Bringing old lessons to life: Ottawa students make trips to the little red schoolhouse

Third grade class learns about Christmas in the 1880s in authentic setting

When Miss Hovious’ third grade class at McKinley Elementary School in Ottawa was dismissed Tuesday morning from their in-district field trip at the one-room schoolhouse on the Central School campus, educator Karen Roth asked the girls to line up on one side and the boys the other.

Teaching the history of what it was like to attend class at the schoolhouse in the late 1800s is important to Roth.

The girls then curtsied and the boys bowed, before departing.

The little red schoolhouse, known formally as the Edgar J. Bundy Memorial School, is one of the district’s gems, Roth said.

The school, originally known as Lincoln Lane School, was built in 1855 and stood 1 1/2 miles north of Ransom and just east of where Route 170 curves when it meets Richards Road.

After it closed, it was bought by Streator banker Edgar J. Bundy in the 1950s. It was passed on to Bundy’s sister, Ethel Shay, after Bundy’s death. Shay then donated the school to the Ottawa Elementary District in the 1990s.

Roth, a retired librarian in the district, welcomes second and third graders to the schoolhouse around Christmas time for a lesson on what it was like to celebrate the holiday in the 1880s.

“Houses were smaller back then,” she told Miss Hovious’ third grade class on Tuesday morning. “There were no Christmas trees yet.”

Christmas trees originated in Germany where the ornaments were made of glass, she taught them. The first ornaments on American trees were made from items mostly found in nature, she said.

One of the children’s hands raised during her lesson: He used to live in Germany, he told his classmates, and he concurred most of the ornaments on trees are made of glass.

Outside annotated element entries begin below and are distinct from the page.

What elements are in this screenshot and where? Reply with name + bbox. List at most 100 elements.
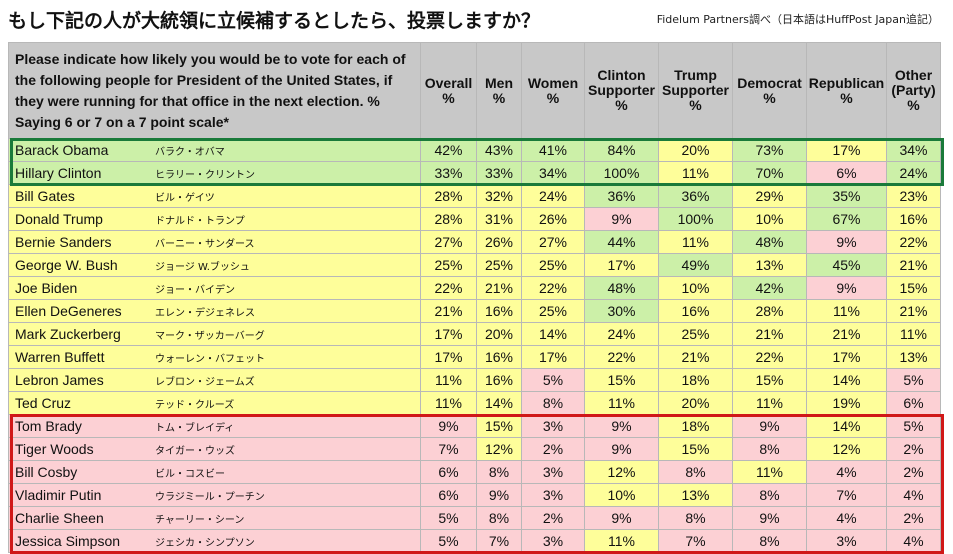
person-name-ja: チャーリー・シーン	[155, 515, 245, 526]
row-name-cell: Bernie Sanders バーニー・サンダース	[8, 230, 421, 254]
row-name-cell: Barack Obama バラク・オバマ	[8, 138, 421, 162]
value-cell: 9%	[584, 437, 659, 461]
value-cell: 21%	[732, 322, 807, 346]
value-cell: 21%	[658, 345, 733, 369]
value-cell: 26%	[476, 230, 522, 254]
source-note: Fidelum Partners調べ（日本語はHuffPost Japan追記）	[656, 13, 939, 26]
value-cell: 14%	[806, 414, 887, 438]
person-name-ja: マーク・ザッカーバーグ	[155, 331, 265, 342]
value-cell: 33%	[420, 161, 477, 185]
value-cell: 10%	[658, 276, 733, 300]
value-cell: 49%	[658, 253, 733, 277]
value-cell: 5%	[886, 414, 941, 438]
person-name-ja: ドナルド・トランプ	[155, 216, 245, 227]
value-cell: 36%	[658, 184, 733, 208]
person-name-ja: ビル・ゲイツ	[155, 193, 215, 204]
value-cell: 100%	[658, 207, 733, 231]
value-cell: 8%	[732, 529, 807, 553]
person-name-ja: ジェシカ・シンプソン	[155, 538, 255, 549]
value-cell: 36%	[584, 184, 659, 208]
value-cell: 11%	[584, 529, 659, 553]
value-cell: 48%	[584, 276, 659, 300]
value-cell: 41%	[521, 138, 585, 162]
person-name-ja: ウラジミール・プーチン	[155, 492, 265, 503]
header-row: Please indicate how likely you would be …	[8, 42, 941, 139]
person-name: Hillary Clinton	[15, 165, 102, 181]
table-row: Bill Cosby ビル・コスビー 6% 8% 3% 12% 8% 11% 4% 2%	[8, 460, 941, 484]
value-cell: 9%	[584, 414, 659, 438]
value-cell: 45%	[806, 253, 887, 277]
row-name-cell: Jessica Simpson ジェシカ・シンプソン	[8, 529, 421, 553]
person-name-ja: レブロン・ジェームズ	[155, 377, 255, 388]
value-cell: 22%	[584, 345, 659, 369]
value-cell: 25%	[521, 299, 585, 323]
value-cell: 34%	[521, 161, 585, 185]
value-cell: 24%	[886, 161, 941, 185]
person-name: Lebron James	[15, 372, 104, 388]
value-cell: 4%	[886, 529, 941, 553]
value-cell: 34%	[886, 138, 941, 162]
value-cell: 24%	[584, 322, 659, 346]
value-cell: 25%	[476, 253, 522, 277]
value-cell: 6%	[420, 460, 477, 484]
value-cell: 8%	[732, 437, 807, 461]
table-row: Ellen DeGeneres エレン・デジェネレス 21% 16% 25% 30% 16%…	[8, 299, 941, 323]
value-cell: 20%	[476, 322, 522, 346]
table-row: Jessica Simpson ジェシカ・シンプソン 5% 7% 3% 11% 7% 8% 3%…	[8, 529, 941, 553]
table-row: Hillary Clinton ヒラリー・クリントン 33% 33% 34% 100% 11…	[8, 161, 941, 185]
value-cell: 2%	[886, 437, 941, 461]
value-cell: 4%	[806, 460, 887, 484]
row-name-cell: Mark Zuckerberg マーク・ザッカーバーグ	[8, 322, 421, 346]
value-cell: 42%	[732, 276, 807, 300]
table-body: Barack Obama バラク・オバマ 42% 43% 41% 84% 20% 73% 17%…	[8, 138, 941, 553]
value-cell: 28%	[420, 184, 477, 208]
row-name-cell: Ellen DeGeneres エレン・デジェネレス	[8, 299, 421, 323]
value-cell: 84%	[584, 138, 659, 162]
value-cell: 73%	[732, 138, 807, 162]
value-cell: 16%	[476, 368, 522, 392]
value-cell: 22%	[521, 276, 585, 300]
value-cell: 8%	[476, 506, 522, 530]
table-row: Barack Obama バラク・オバマ 42% 43% 41% 84% 20% 73% 17%…	[8, 138, 941, 162]
row-name-cell: Bill Cosby ビル・コスビー	[8, 460, 421, 484]
person-name-ja: ジョージ W.ブッシュ	[155, 262, 250, 273]
value-cell: 10%	[584, 483, 659, 507]
value-cell: 32%	[476, 184, 522, 208]
row-name-cell: Joe Biden ジョー・バイデン	[8, 276, 421, 300]
value-cell: 21%	[886, 299, 941, 323]
table-row: Tom Brady トム・ブレイディ 9% 15% 3% 9% 18% 9% 14% 5%	[8, 414, 941, 438]
value-cell: 9%	[732, 414, 807, 438]
value-cell: 2%	[521, 437, 585, 461]
value-cell: 11%	[806, 299, 887, 323]
row-name-cell: Lebron James レブロン・ジェームズ	[8, 368, 421, 392]
value-cell: 48%	[732, 230, 807, 254]
value-cell: 22%	[732, 345, 807, 369]
value-cell: 31%	[476, 207, 522, 231]
row-name-cell: Tom Brady トム・ブレイディ	[8, 414, 421, 438]
column-header: Trump Supporter %	[658, 42, 733, 139]
value-cell: 3%	[521, 414, 585, 438]
value-cell: 7%	[420, 437, 477, 461]
row-name-cell: Warren Buffett ウォーレン・バフェット	[8, 345, 421, 369]
value-cell: 30%	[584, 299, 659, 323]
person-name-ja: ビル・コスビー	[155, 469, 225, 480]
value-cell: 14%	[521, 322, 585, 346]
value-cell: 8%	[658, 460, 733, 484]
value-cell: 4%	[806, 506, 887, 530]
value-cell: 27%	[420, 230, 477, 254]
value-cell: 17%	[420, 345, 477, 369]
value-cell: 9%	[420, 414, 477, 438]
value-cell: 2%	[886, 460, 941, 484]
person-name: Warren Buffett	[15, 349, 105, 365]
value-cell: 9%	[584, 207, 659, 231]
value-cell: 3%	[521, 529, 585, 553]
value-cell: 21%	[476, 276, 522, 300]
value-cell: 7%	[476, 529, 522, 553]
value-cell: 16%	[658, 299, 733, 323]
value-cell: 3%	[521, 483, 585, 507]
value-cell: 11%	[732, 391, 807, 415]
row-name-cell: Bill Gates ビル・ゲイツ	[8, 184, 421, 208]
value-cell: 8%	[521, 391, 585, 415]
value-cell: 43%	[476, 138, 522, 162]
row-name-cell: Tiger Woods タイガー・ウッズ	[8, 437, 421, 461]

The students learned how to make snowflake ornaments by folding an old book page into triangles and cutting the edges with scissors. Roth said the second grade classes make Christmas tree shaped ornaments.

While Roth said she teaches students about what was different in education more than 100 years ago when one room schoolhouses were prevalent, she also likes to emphasize the lessons that haven’t changed, such as the ABCs, math, spelling and simple art projects.

“They were so excited to make their snowflakes and hold them up and look at how they came out when they were finished,” Roth said. “It’s such a simple thing for them to do, but they were still so excited.”

Roth read “A Visit from St. Nicholas,” known also as “The Night Before Christmas” by Clement C. Moore, first published in 1823 and the children sang “Jingle Bells” and “We Wish You a Merry Christmas.”

Roth said she feeds off the excitement the students bring when they enter the one room schoolhouse. The classroom still contains the original wooden floor. Students sit at wooden desks bolted down, some of them featuring ink wells. Arithmetic and grammar lessons are written in chalk on chalkboards — one of them an original chalkboard of the school. Antique oil lanterns hang from the ceiling, and a bulletin board display of U.S. presidents stops at William McKinley, who was president until 1901.

“The children are interested in hearing what it was like before cellphones and computers,” Roth said. “The one that always gets them is that students of all grades would attend the same classroom, meaning you’d be in the same class as your older brother or older sister.”

From Nov. 16 to Dec. 2, Roth will lead 18 different classes in Christmas-themed lessons at the one-room schoolhouse. With rotating visits in the fall, winter and spring, students kindergarten through sixth grade will each have at least one opportunity to get a lesson at the old school.

“Having this school just brings the lesson to life for them.”